Criticism
The Claims Conference has been criticised recently both for its high staff salaries and of its priorities.
On May 19, 2006, the Jewish Chronicle revealed that the Claims Conference highest-paid official, executive vice-president Gideon Taylor, was awarded $437,811 (£240,000) in salary and pension (2004 numbers). An advisor to British survivors in compensation claims in the 1990s, Dr Pinto-Duschinsky, commented: "It is wrong for the executive vice-president to earn annually the same as the compensation for several hundred former slave labourers. The moral authority of the leading Jewish organisations is gravely weakened by excessively high salaries for top officials."
One of the most outspoken critics of the Claims Conference is Isi Leibler, the former chairman of the Governing Board of the World Jewish Congress, who cites allegations of incompetence, impropriety and cover-ups as well as the absence of an independent review board, bureaucratization and a domination by a small clique.

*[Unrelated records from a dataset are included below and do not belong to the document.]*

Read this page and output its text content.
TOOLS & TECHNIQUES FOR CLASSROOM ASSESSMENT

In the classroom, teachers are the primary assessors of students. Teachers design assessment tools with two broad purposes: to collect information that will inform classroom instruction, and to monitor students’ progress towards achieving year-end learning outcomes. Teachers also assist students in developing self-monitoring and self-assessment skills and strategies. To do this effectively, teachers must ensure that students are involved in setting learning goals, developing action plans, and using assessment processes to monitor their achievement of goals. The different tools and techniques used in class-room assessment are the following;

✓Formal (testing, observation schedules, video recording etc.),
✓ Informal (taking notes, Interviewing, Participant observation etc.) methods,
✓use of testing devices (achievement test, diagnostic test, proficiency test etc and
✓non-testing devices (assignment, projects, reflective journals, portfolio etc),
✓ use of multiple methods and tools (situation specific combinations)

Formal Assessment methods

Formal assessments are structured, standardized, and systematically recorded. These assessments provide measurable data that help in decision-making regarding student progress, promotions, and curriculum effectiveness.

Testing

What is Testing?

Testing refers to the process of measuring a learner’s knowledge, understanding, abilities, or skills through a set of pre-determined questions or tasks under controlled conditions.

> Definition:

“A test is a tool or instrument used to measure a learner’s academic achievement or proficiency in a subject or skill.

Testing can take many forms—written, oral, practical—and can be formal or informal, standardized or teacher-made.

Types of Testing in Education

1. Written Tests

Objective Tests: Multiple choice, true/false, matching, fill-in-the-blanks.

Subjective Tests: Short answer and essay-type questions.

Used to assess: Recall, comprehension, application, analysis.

In an article of the Jerusalem Post he says that "the richest Jewish foundation in the world, has still failed to provide adequate financial assistance to elderly and sick Holocaust survivors who live in abject poverty in the twilight of their lives. An organization which boasts that it currently holds in trust $900 million in assets, yet fails to rectify such a condition, must be held accountable for one of the greatest scandals in contemporary Jewish life."
The priorities of the organization have also been criticised. Among the critics is the Claims Conference own treasurer, Roman Kent, a Holocaust survivor, who told the The Jewish Chronicle: "Survivors are suffering. Our only priority should be the survivors, and everything else should be secondary. We are spending money for thousands of projects, but the health of the survivors can't wait. They are dying daily." "I'm not saying that these are bad programmes, but they can wait - or else they should be the responsibility of the world Jewish community, not the Claims Conference.
In a 2006 investigative report, it was claimed the organization, while having $1.7 billion in its accounts, finances welfare assistance for only 9,000 survivors while "tens of millions of dollars each year" are spent on management expenses with the balance going largely to organisations having little to do with the Holocaust or its survivors.
Amidst this mounting criticism, the office of Germany's independent federal auditor announced it was considering an investigation of the Claims Conference in June 2008.